General Michael Guetlein, Deputy Chief of Space Operations for the US Space Force, says Chinese satellites have been observed performing advanced “dogfighting” maneuvers in orbit, Newsweek reports.
While these drills are not overtly aggressive, they have raised concerns about Beijing’s potential to disrupt or damage satellites and, by extension, the communications relied on by billions of people worldwide.
The exercises also highlight the rapid narrowing of the technological gap between China and the US. In recent years, China has risen to the status of a space power fueled by massive state investments in research and development.
China has built its own space station, became the first nation to land a probe on the far side of the Moon, and is racing against NASA’s Artemis program to land a crewed mission on the Moon with plans for a potential permanent base. China is also building a satellite communications network to compete with SpaceX’s Starlink.
“With our commercial assets, we have observed five different objects in space maneuvering in and out around each other in synchronicity and in control. That’s what we call ‘dogfighting’ in space,” explained Guetlein.
He added that they were practicing tactics, techniques, and procedures to conduct satellite-to-satellite operations in orbit.
Guetlein stressed that the US must maintain its space superiority, particularly to safeguard the Pacific Fleet and Joint Forces Command.
“What keeps me up at night is the pace that the adversary—or the threat—is changing every single day. It is an eye-watering pace. It requires our guardians to be on their A-game every single day,” he said.

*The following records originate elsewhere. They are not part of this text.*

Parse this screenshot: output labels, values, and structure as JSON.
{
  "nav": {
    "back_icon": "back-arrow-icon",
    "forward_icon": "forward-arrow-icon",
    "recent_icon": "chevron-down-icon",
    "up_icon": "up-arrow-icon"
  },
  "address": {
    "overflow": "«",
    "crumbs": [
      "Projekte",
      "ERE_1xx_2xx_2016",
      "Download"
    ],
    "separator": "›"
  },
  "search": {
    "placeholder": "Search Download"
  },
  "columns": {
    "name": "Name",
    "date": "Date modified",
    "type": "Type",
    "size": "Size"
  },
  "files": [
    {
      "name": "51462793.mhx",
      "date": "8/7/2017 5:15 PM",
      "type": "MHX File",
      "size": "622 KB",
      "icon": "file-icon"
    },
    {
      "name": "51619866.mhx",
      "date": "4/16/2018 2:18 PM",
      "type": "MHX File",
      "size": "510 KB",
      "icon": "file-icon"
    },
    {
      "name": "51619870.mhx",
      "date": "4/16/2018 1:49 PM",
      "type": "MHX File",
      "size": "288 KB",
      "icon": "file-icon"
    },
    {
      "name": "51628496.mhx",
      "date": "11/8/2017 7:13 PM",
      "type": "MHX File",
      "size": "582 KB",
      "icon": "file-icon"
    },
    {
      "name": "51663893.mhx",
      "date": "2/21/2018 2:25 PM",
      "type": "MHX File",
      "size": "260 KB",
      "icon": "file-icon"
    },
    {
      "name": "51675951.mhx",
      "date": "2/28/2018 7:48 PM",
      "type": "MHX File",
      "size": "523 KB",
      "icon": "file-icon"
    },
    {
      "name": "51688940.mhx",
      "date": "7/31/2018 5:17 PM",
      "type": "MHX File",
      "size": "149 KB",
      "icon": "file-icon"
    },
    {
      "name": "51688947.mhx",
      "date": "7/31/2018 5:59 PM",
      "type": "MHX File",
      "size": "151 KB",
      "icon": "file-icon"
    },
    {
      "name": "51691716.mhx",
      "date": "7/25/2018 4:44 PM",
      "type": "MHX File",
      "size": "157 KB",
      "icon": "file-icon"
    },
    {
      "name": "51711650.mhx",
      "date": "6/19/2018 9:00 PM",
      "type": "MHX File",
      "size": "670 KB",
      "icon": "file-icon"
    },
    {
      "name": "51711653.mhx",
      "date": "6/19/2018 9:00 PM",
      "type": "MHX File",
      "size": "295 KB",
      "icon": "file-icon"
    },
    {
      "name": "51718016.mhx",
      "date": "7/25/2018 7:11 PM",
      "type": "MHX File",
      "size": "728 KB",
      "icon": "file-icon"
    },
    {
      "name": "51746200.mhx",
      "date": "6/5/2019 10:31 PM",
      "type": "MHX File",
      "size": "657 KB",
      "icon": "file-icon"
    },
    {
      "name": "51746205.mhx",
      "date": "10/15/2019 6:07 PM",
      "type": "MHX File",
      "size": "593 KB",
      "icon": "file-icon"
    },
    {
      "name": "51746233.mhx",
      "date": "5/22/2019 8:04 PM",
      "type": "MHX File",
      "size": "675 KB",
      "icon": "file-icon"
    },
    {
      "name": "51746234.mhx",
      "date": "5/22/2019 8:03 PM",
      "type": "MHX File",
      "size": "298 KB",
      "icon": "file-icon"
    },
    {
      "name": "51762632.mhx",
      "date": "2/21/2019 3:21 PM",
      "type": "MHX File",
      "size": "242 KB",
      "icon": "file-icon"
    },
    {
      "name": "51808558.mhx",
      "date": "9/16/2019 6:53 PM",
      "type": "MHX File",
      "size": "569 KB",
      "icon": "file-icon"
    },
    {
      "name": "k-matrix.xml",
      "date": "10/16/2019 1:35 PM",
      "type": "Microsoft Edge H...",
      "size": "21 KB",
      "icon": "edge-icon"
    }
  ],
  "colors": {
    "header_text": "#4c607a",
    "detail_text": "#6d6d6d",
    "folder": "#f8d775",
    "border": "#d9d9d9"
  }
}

According to Defense News, citing a Space Force official, the maneuvers involved five experimental satellites—three Shiyan-24C and two Shijian-605 A and B.
The growing capabilities of US strategic rivals have sparked concern in Washington.
Meanwhile, US officials have also accused Russia of jamming signals from US military satellites and deploying so-called “matryoshka” satellites capable of firing projectiles to stalk and potentially disable space assets.
While Russia, a long-established space power, has been central to these concerns, many view China as the longer-term threat — a rising military power that, in some areas, is surpassing the US in the race for dominance in the Fourth Industrial Revolution. China’s technically sophisticated maneuvers last year may only reinforce perceptions of Beijing as a growing threat.